C'est donc à la nuit tombée, le soir espéré et spectatrice d'une âme aux larmes sèches que Dôn se retrouve pelle en main. Lourdeur au cœur.
Isaure avait parlé. Avant de s'engager dans cette quête éreintante. Pendant le trajet aussi. Après le parcours, jonché d'obstacles dont le pire était de résister. Ne pas céder à la peur, et l'envie de reculer. Il lui fallait poursuivre, accomplir et assouvir ce besoin du bien.

Lorsque le premier coup de bêche vient frapper le sol gelé et répandre un ébranlement infime sous racines, la douleur d'une mère esseulée frappe l’œil chagriné de la Kerdraon. Une seule envie vient l'étreindre, celle d'enlacer la silhouette face à elle, qui dans cette transe attendue ne voit pas la danse qui se profile autour d'elle. Les cieux sont alourdis de chagrin, les étoiles manquent à l'appel. D'étranges effluves virevoltent autour des deux femmes, déposant sur leurs épaules les cendres des regrets passés.

Il fait froid. Isaure ne cède pas. Dana l'accompagne enfin.
Plusieurs coups assènent, mère de la Terre, engeance de la féminité, creuse... Creuse et déterre ce que tu n'as pas su porter. L'amie est bien mal nommée, si les glycines sont fertiles, pourquoi venir déterrer un être qui avec elles, s'est peut-être envolés, germant là, ou ici, ses graines de vie ?


Isaure.
Je.. Je ne vois rien. Le poids des années, le temps et le mouvement. Il faut chercher, plus profondément. Et élargir, aux côtés.
Reposez-vous, je vais continuer.

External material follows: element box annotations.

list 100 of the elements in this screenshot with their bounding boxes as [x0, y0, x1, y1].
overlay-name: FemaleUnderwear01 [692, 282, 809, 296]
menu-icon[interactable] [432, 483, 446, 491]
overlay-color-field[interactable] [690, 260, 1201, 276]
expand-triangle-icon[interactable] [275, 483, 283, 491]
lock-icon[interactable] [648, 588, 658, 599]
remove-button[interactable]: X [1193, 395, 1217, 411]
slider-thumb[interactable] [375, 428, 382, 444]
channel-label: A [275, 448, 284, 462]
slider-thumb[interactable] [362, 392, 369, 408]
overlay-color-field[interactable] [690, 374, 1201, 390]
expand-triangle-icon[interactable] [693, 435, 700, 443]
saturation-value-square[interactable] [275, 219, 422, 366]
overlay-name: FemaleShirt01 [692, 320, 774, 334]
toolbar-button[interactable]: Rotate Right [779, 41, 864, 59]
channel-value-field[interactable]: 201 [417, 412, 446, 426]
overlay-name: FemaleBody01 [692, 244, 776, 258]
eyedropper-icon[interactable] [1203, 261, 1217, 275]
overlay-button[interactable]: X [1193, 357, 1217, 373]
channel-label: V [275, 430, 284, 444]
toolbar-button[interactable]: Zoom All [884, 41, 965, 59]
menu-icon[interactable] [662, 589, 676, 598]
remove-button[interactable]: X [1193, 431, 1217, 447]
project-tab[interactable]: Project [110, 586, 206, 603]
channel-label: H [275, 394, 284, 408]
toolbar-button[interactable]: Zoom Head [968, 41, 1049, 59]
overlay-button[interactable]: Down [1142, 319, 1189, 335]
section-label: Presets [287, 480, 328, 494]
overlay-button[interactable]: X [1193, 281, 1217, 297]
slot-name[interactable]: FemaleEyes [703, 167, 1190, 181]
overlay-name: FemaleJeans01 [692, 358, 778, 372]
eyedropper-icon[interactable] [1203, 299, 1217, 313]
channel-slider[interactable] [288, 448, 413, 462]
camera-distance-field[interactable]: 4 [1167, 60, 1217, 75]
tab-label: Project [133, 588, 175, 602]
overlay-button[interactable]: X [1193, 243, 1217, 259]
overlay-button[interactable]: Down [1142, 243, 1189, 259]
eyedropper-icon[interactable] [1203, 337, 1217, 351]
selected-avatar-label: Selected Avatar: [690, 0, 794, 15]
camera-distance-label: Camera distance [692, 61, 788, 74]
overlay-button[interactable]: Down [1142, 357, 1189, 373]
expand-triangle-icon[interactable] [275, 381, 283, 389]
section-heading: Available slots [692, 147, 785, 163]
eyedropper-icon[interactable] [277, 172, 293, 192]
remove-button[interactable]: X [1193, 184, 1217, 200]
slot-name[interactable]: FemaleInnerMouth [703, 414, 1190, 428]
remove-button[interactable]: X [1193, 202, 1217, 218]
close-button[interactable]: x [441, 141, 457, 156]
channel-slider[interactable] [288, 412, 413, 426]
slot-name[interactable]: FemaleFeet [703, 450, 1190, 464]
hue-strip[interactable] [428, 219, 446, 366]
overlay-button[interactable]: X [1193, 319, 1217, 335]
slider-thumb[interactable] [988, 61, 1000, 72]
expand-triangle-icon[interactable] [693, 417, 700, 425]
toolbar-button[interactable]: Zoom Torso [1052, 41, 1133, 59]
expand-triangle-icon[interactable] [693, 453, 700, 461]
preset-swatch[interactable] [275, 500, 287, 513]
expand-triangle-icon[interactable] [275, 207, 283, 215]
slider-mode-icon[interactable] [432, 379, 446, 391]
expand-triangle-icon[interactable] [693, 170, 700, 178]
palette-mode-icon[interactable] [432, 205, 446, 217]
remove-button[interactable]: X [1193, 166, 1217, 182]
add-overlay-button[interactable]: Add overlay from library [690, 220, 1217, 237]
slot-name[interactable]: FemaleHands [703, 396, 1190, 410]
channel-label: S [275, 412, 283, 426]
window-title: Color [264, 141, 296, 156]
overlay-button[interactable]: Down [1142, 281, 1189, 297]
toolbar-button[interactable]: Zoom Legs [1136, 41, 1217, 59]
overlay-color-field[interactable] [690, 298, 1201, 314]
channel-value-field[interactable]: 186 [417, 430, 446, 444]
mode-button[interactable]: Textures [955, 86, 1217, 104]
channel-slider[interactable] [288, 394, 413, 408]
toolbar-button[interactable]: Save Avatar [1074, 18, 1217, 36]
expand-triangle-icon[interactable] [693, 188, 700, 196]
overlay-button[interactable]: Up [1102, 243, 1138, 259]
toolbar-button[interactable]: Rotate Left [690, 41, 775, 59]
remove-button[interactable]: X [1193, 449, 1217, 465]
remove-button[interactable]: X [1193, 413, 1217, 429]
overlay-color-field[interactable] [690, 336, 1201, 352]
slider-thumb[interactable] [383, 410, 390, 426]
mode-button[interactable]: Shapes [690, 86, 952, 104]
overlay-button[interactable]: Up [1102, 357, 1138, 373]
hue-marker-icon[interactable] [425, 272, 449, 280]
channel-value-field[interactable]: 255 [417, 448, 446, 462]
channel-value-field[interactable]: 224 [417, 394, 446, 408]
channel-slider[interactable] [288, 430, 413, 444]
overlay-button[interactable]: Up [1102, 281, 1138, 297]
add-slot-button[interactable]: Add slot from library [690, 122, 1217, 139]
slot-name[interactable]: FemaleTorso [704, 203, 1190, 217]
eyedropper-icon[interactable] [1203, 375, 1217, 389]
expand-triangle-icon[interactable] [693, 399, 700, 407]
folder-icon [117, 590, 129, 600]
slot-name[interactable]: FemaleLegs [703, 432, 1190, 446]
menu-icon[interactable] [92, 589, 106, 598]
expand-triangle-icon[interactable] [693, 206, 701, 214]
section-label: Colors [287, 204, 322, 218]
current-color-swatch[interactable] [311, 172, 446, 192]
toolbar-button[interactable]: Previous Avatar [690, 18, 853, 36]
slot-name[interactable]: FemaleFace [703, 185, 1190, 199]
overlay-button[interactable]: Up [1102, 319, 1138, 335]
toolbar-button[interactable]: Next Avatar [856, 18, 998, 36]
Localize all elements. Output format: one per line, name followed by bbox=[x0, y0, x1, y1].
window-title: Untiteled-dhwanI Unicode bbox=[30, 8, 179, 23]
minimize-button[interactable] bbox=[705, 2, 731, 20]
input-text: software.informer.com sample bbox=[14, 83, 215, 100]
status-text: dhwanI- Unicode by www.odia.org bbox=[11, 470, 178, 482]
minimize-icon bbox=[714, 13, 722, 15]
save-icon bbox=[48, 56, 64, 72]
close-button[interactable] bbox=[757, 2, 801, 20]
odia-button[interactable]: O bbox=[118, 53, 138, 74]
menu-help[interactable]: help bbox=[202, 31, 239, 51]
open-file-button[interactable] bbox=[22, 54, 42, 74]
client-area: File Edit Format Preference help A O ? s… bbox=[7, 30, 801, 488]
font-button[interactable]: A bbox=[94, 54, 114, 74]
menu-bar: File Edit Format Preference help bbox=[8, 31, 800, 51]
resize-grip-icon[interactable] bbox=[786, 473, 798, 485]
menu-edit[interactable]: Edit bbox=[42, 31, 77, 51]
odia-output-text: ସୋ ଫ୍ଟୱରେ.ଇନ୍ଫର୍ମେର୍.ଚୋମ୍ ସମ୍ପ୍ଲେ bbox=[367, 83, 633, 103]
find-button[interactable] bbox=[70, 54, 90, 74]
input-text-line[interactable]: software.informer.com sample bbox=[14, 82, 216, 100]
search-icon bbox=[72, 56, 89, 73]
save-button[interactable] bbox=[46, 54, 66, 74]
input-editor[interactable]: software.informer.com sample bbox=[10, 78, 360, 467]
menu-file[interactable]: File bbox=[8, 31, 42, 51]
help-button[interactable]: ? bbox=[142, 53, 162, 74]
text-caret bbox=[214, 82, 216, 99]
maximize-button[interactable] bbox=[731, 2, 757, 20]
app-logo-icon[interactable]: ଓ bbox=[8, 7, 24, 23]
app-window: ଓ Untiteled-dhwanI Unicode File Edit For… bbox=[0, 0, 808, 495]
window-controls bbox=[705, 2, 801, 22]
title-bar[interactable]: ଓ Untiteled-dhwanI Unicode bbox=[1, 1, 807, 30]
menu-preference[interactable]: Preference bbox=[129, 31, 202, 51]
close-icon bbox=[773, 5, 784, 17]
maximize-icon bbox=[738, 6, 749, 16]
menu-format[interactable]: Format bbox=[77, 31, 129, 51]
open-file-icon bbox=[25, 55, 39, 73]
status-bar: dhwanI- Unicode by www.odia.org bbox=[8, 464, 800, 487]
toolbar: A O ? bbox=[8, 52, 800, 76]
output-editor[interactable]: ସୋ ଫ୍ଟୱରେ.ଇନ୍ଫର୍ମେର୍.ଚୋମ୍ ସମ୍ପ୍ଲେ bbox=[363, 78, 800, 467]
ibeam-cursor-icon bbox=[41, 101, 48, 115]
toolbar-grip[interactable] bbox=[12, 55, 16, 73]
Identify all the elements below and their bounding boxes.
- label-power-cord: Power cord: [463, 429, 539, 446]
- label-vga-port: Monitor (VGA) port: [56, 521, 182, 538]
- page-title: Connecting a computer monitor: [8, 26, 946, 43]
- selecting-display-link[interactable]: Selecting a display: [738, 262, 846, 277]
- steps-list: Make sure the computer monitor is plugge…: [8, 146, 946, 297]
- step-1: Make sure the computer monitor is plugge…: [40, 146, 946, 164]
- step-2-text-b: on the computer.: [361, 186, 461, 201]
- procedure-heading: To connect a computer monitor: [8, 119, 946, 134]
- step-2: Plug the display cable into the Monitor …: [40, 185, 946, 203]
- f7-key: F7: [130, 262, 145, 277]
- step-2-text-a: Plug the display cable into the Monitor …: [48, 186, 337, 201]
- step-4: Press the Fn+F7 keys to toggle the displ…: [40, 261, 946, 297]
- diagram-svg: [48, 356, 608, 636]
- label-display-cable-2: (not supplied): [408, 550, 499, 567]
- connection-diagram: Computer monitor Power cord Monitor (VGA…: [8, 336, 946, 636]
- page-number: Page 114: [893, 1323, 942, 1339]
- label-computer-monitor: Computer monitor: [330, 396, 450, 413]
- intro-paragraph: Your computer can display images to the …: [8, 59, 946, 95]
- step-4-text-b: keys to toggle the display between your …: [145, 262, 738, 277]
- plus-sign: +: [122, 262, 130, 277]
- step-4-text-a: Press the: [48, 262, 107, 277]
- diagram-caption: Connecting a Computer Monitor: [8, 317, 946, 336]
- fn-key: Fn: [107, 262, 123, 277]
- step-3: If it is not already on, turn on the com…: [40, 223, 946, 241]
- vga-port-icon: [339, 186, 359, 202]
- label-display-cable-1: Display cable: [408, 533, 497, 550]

Le froid ne prend pas mes doigts, ils sont de bois. Vous, il vous faut du repos, ensuite vous pourrez. Ensuite, vous.. Isaure, regardez...
.


Les azurites s'abaissent lorsqu'un doute s'empare de la fossoyeuse improvisée. Tout est en suspend, même ses paroles renoncent à leurs éclats. Lippes bleutées s'entrouvrent pourtant, et une respiration doucement sifflante accompagne le son du silence.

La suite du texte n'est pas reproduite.